You either figure out what the problem is and seek to settle the issues or understand you won't see your grandson.
 

CTU

Meddlesome Priestess
my grandson is two. up until this happened. i was up there every other month just to visit. we got together for christmas (before this) and i went to my daughter-in-laws family, family reunion. they also came down to visit with us on a regular basis. when he was under a year, my grandson had an infection that did not allow him to go to daycare, so me and my daughter-in-laws mother took turns caring for him a week at a time every other week for about a month and a half.

why do you say i sound overbearing?
I'm sorry, but your chances of getting court ordered visitation are a little less than zero; you would not be able to show that there is an established relationship with your grandson (it would take a LOT more than seeing him once every other month and sporadically before that, and at his age you'd need to show he was basically living with you his whole life).

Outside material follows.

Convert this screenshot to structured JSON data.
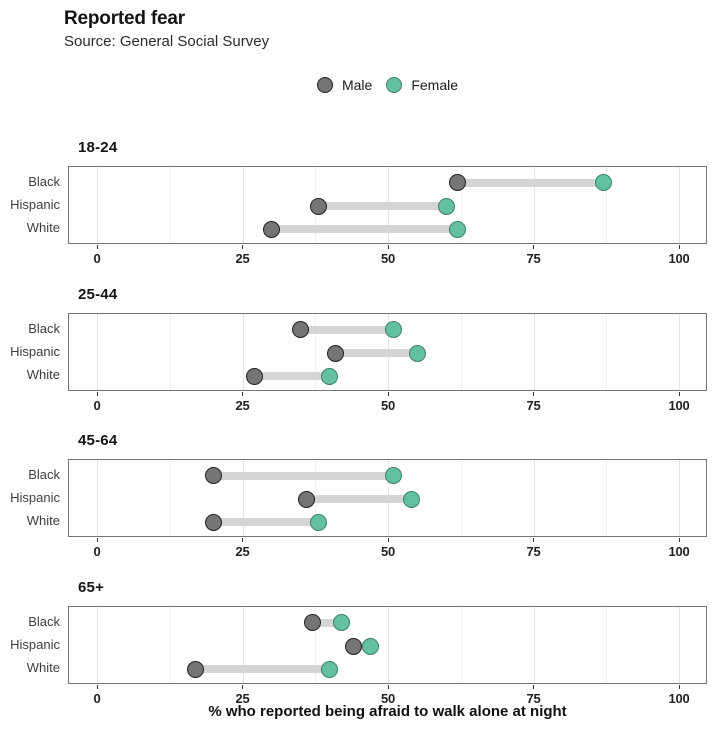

The reason I said what I did might be more apparent if I were to ask you to re-read your posts again. This time, look at how many times you focused on how you felt, versus the parents of your grandchild. If you're a grandparent, your role is to basically kiss the behinds of the parents if you want to have a relationship with your grandchildren. That means not showing your disapproval, and not challenging their decisions. It's not your place to do so. Y'know?

(And trust me, I get it - four times over, I get it :) )
 

CTU

Meddlesome Priestess
THank you again for your advice and insight. really appreciate it.
From one grandparent to another, good luck. Kissing butt is a much under-valued tool, and we all get rusty from time to time.